Nikogo nie kochom ino muzykusa Jak muzykus zagro raduje sie dusa
Nie daj mie mamusiu ino mie obiecuj a bedzies wódke piła a calusińki wiecór 
Oj cyja ta dziewcyna w ty cyrwony halce chciałem jum pogłaskać pogryzła mi palce 

Na koniec chciałam podziękować Kindze za dobre słowo o pstrokatości, fajnie się człowiekowi robi, kiedy się okazuje spontanicznie, że ktoś tu zagląda, że czyta - że mu się podoba! No i fajne są takie spotkania, kiedy zapoznają się dwie osoby i nagle obie wołają: idealnie, właśnie Ciebie potrzebowałam, z nieba mi spadłaś, ja Ci wszystko powiem co i jak! (Tu buziaki też dla Gosi!) I naszym gospodarzom za przechowanie i za Śniadanie przez duże Ś i współtancerzom i choremu Mi, który dzielnie nas transportował i w ogóle wszystkim, dzięki którym jakoś nagle ozdrowiałam i tańczyłam przez pół nocy!
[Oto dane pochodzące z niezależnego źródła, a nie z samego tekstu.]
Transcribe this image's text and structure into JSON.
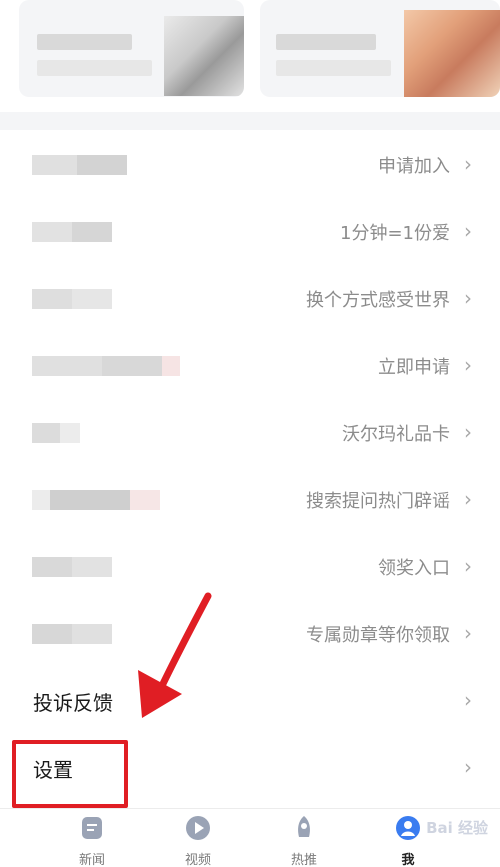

Ale to magia tańca była i w poniedziałek z powrotem parter zamiast parkietu. Dobrze, że Pani dr tego nie wie, co się działo, ale.... może mi się to tylko śniło... śniły mi się tańce przytupańce i dziwne dźwięki... i to warszawskie słońce na bruku... i właściwie mogłabym tak stwierdzić, gdyby nie stojący przy łóżku bum cyk cyk.
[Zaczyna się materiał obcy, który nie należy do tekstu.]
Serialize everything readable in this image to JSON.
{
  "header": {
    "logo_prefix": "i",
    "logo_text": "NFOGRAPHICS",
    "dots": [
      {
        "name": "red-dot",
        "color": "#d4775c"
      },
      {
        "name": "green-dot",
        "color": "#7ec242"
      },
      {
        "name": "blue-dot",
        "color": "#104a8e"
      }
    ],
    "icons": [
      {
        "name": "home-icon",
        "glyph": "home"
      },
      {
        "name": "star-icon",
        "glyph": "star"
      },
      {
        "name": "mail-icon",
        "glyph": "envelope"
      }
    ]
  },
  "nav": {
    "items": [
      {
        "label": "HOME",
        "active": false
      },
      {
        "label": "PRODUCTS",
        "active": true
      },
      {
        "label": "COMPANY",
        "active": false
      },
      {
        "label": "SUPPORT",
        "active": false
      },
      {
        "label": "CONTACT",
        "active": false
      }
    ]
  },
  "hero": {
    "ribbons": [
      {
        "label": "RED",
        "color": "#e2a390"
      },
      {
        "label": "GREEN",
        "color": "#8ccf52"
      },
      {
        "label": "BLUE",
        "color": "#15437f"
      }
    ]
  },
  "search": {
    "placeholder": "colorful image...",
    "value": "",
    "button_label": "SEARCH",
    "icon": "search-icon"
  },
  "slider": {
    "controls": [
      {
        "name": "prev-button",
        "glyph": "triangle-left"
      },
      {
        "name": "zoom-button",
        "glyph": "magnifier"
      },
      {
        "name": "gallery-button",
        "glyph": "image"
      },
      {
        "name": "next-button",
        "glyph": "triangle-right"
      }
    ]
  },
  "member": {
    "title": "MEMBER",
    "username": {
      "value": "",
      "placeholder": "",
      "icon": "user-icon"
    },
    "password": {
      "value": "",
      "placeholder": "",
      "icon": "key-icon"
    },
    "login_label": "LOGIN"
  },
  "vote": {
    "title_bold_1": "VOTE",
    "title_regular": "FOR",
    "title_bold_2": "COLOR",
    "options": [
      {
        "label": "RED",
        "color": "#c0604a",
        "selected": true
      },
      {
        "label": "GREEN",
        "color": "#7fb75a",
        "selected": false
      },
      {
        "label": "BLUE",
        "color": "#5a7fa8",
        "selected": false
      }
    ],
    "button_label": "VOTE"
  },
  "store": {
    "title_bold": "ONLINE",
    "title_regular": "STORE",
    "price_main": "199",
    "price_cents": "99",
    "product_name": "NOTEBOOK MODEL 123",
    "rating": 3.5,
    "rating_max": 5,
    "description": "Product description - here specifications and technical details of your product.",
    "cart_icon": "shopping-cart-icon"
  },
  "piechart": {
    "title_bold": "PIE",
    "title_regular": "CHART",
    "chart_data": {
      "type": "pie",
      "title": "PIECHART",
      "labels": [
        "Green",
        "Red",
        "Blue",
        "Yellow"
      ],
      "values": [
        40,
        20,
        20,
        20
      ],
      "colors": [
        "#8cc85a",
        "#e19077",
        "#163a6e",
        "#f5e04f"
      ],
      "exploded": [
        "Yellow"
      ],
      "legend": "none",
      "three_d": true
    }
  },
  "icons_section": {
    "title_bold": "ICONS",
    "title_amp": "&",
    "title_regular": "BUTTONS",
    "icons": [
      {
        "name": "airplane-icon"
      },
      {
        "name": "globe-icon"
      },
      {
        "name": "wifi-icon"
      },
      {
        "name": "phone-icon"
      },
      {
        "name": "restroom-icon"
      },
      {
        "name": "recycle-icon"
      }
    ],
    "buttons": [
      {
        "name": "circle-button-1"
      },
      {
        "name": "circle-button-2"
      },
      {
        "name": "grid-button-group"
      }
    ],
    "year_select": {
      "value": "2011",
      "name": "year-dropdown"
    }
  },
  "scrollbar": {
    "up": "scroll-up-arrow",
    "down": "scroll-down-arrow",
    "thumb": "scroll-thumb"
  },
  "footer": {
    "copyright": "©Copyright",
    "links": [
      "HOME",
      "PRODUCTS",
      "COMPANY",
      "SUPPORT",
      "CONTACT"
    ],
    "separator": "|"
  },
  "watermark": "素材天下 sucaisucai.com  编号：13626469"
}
W majówkę wreszcie zdrowiejemy. Pierwszy raz od nie wiem ilu lat nie wyjeżdżam nigdzie daleko, jak najdalej, uciekając przed kłebiącym się tłumem Polaków z pytaniem na ustach: a Ty co robisz w majówkę? Brrr. Nie rozpoczynam też jak kiedyś sezonu namiotowego. I wcale nie jest mi z tym źle, wręcz przeciwnie. Nie wolno Ci się bać, wszystko ma swój czas, da dana.